From the second visualization, we are able to see in more detail how traits for specific breeds are scored as opposed to an average of the top/bottom 10 breeds. This plot confirms many of the previously discussed observations from the first plot. We see that labrador retrievers, French bulldogs, and golden retrievers are all rated as friendly breeds. In addition, the top 4 breeds are also highly trainable compared to the bottom 5 breeds. Surprisingly, the more popular breeds on average require more upkeep than unpopular breeds, which could be attributed to their greater drooling levels. One trait that does not seem to be correlated as strongly with popularity is energy level, which varies across the top 5 and bottom 5 breeds.

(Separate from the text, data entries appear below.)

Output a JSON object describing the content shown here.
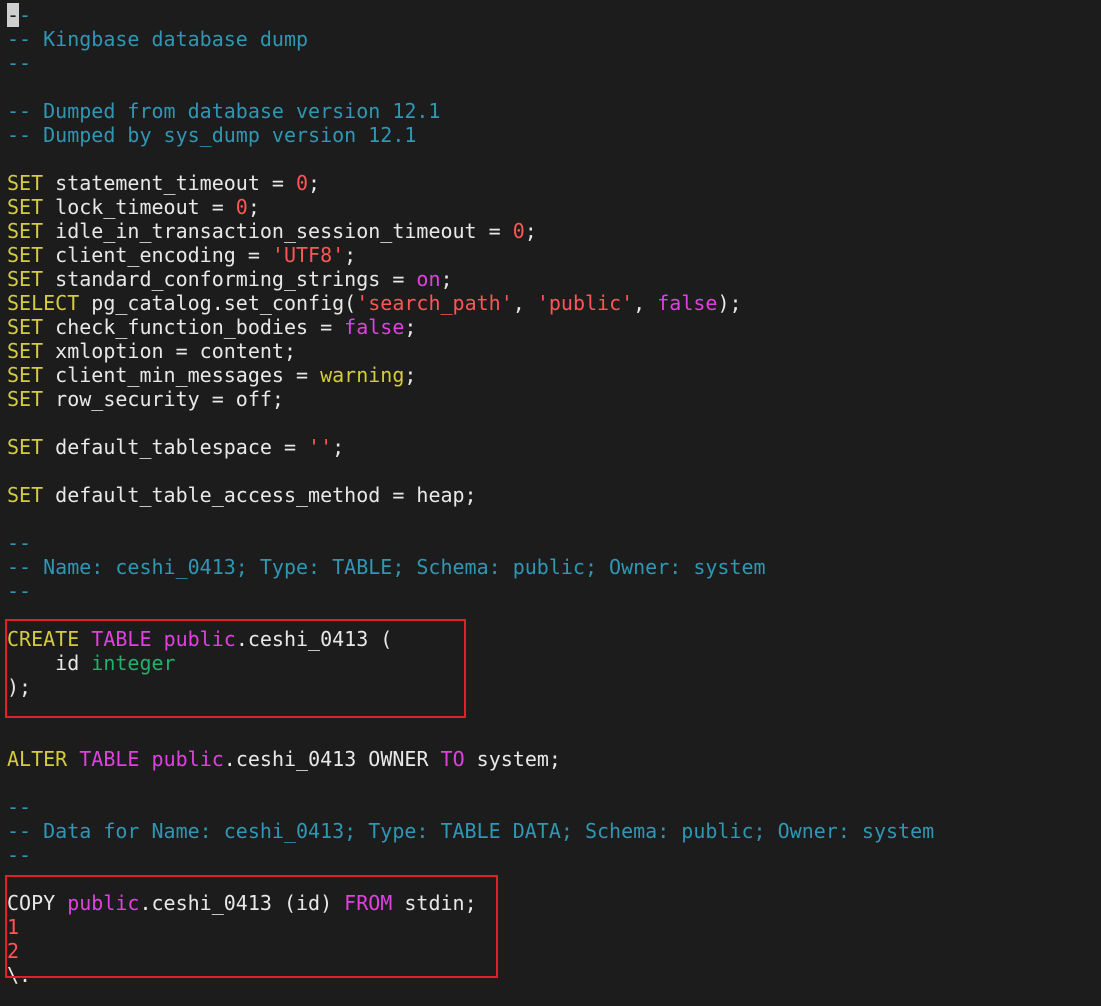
{
  "lines": [
    {
      "segs": [
        {
          "t": "-",
          "c": "cursor"
        },
        {
          "t": "-",
          "c": "cmt"
        }
      ]
    },
    {
      "segs": [
        {
          "t": "-- Kingbase database dump",
          "c": "cmt"
        }
      ]
    },
    {
      "segs": [
        {
          "t": "--",
          "c": "cmt"
        }
      ]
    },
    {
      "segs": []
    },
    {
      "segs": [
        {
          "t": "-- Dumped from database version 12.1",
          "c": "cmt"
        }
      ]
    },
    {
      "segs": [
        {
          "t": "-- Dumped by sys_dump version 12.1",
          "c": "cmt"
        }
      ]
    },
    {
      "segs": []
    },
    {
      "segs": [
        {
          "t": "SET",
          "c": "kw"
        },
        {
          "t": " statement_timeout = ",
          "c": ""
        },
        {
          "t": "0",
          "c": "num"
        },
        {
          "t": ";",
          "c": ""
        }
      ]
    },
    {
      "segs": [
        {
          "t": "SET",
          "c": "kw"
        },
        {
          "t": " lock_timeout = ",
          "c": ""
        },
        {
          "t": "0",
          "c": "num"
        },
        {
          "t": ";",
          "c": ""
        }
      ]
    },
    {
      "segs": [
        {
          "t": "SET",
          "c": "kw"
        },
        {
          "t": " idle_in_transaction_session_timeout = ",
          "c": ""
        },
        {
          "t": "0",
          "c": "num"
        },
        {
          "t": ";",
          "c": ""
        }
      ]
    },
    {
      "segs": [
        {
          "t": "SET",
          "c": "kw"
        },
        {
          "t": " client_encoding = ",
          "c": ""
        },
        {
          "t": "'UTF8'",
          "c": "str"
        },
        {
          "t": ";",
          "c": ""
        }
      ]
    },
    {
      "segs": [
        {
          "t": "SET",
          "c": "kw"
        },
        {
          "t": " standard_conforming_strings = ",
          "c": ""
        },
        {
          "t": "on",
          "c": "kw2"
        },
        {
          "t": ";",
          "c": ""
        }
      ]
    },
    {
      "segs": [
        {
          "t": "SELECT",
          "c": "kw"
        },
        {
          "t": " pg_catalog.set_config(",
          "c": ""
        },
        {
          "t": "'search_path'",
          "c": "str"
        },
        {
          "t": ", ",
          "c": ""
        },
        {
          "t": "'public'",
          "c": "str"
        },
        {
          "t": ", ",
          "c": ""
        },
        {
          "t": "false",
          "c": "kw2"
        },
        {
          "t": ");",
          "c": ""
        }
      ]
    },
    {
      "segs": [
        {
          "t": "SET",
          "c": "kw"
        },
        {
          "t": " check_function_bodies = ",
          "c": ""
        },
        {
          "t": "false",
          "c": "kw2"
        },
        {
          "t": ";",
          "c": ""
        }
      ]
    },
    {
      "segs": [
        {
          "t": "SET",
          "c": "kw"
        },
        {
          "t": " xmloption = content;",
          "c": ""
        }
      ]
    },
    {
      "segs": [
        {
          "t": "SET",
          "c": "kw"
        },
        {
          "t": " client_min_messages = ",
          "c": ""
        },
        {
          "t": "warning",
          "c": "kw"
        },
        {
          "t": ";",
          "c": ""
        }
      ]
    },
    {
      "segs": [
        {
          "t": "SET",
          "c": "kw"
        },
        {
          "t": " row_security = off;",
          "c": ""
        }
      ]
    },
    {
      "segs": []
    },
    {
      "segs": [
        {
          "t": "SET",
          "c": "kw"
        },
        {
          "t": " default_tablespace = ",
          "c": ""
        },
        {
          "t": "''",
          "c": "str"
        },
        {
          "t": ";",
          "c": ""
        }
      ]
    },
    {
      "segs": []
    },
    {
      "segs": [
        {
          "t": "SET",
          "c": "kw"
        },
        {
          "t": " default_table_access_method = heap;",
          "c": ""
        }
      ]
    },
    {
      "segs": []
    },
    {
      "segs": [
        {
          "t": "--",
          "c": "cmt"
        }
      ]
    },
    {
      "segs": [
        {
          "t": "-- Name: ceshi_0413; Type: TABLE; Schema: public; Owner: system",
          "c": "cmt"
        }
      ]
    },
    {
      "segs": [
        {
          "t": "--",
          "c": "cmt"
        }
      ]
    },
    {
      "segs": []
    },
    {
      "segs": [
        {
          "t": "CREATE",
          "c": "kw"
        },
        {
          "t": " ",
          "c": ""
        },
        {
          "t": "TABLE",
          "c": "kw2"
        },
        {
          "t": " ",
          "c": ""
        },
        {
          "t": "public",
          "c": "kw2"
        },
        {
          "t": ".ceshi_0413 (",
          "c": ""
        }
      ]
    },
    {
      "segs": [
        {
          "t": "    id ",
          "c": ""
        },
        {
          "t": "integer",
          "c": "type"
        }
      ]
    },
    {
      "segs": [
        {
          "t": ");",
          "c": ""
        }
      ]
    },
    {
      "segs": []
    },
    {
      "segs": []
    },
    {
      "segs": [
        {
          "t": "ALTER",
          "c": "kw"
        },
        {
          "t": " ",
          "c": ""
        },
        {
          "t": "TABLE",
          "c": "kw2"
        },
        {
          "t": " ",
          "c": ""
        },
        {
          "t": "public",
          "c": "kw2"
        },
        {
          "t": ".ceshi_0413 OWNER ",
          "c": ""
        },
        {
          "t": "TO",
          "c": "kw2"
        },
        {
          "t": " system;",
          "c": ""
        }
      ]
    },
    {
      "segs": []
    },
    {
      "segs": [
        {
          "t": "--",
          "c": "cmt"
        }
      ]
    },
    {
      "segs": [
        {
          "t": "-- Data for Name: ceshi_0413; Type: TABLE DATA; Schema: public; Owner: system",
          "c": "cmt"
        }
      ]
    },
    {
      "segs": [
        {
          "t": "--",
          "c": "cmt"
        }
      ]
    },
    {
      "segs": []
    },
    {
      "segs": [
        {
          "t": "COPY ",
          "c": ""
        },
        {
          "t": "public",
          "c": "kw2"
        },
        {
          "t": ".ceshi_0413 (id) ",
          "c": ""
        },
        {
          "t": "FROM",
          "c": "kw2"
        },
        {
          "t": " stdin;",
          "c": ""
        }
      ]
    },
    {
      "segs": [
        {
          "t": "1",
          "c": "num"
        }
      ]
    },
    {
      "segs": [
        {
          "t": "2",
          "c": "num"
        }
      ]
    },
    {
      "segs": [
        {
          "t": "\\.",
          "c": ""
        }
      ]
    }
  ],
  "colors": {
    "background": "#1c1c1c",
    "text": "#e8e8e8",
    "comment": "#2f96b4",
    "keyword": "#d4cc3a",
    "keyword_alt": "#e040e0",
    "number": "#ff5555",
    "type": "#22b06c",
    "highlight_box": "#e0202a"
  }
}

Overall, although our visualizations capture many aspects of the decision-making process behind owning a dog, there are also factors that it does not consider. For example, one of the most important considerations is the size of the breed. For people living in apartments, this is an especially important trait. In addition, some breeds have specific health complications that are not captured in the data. Through our visualizations for the first and second questions, we have painted a fairly detailed picture of how breeds have changed in popularity over time and what traits are most and least popular. However, there is also room to expand if additional outside data were merged in.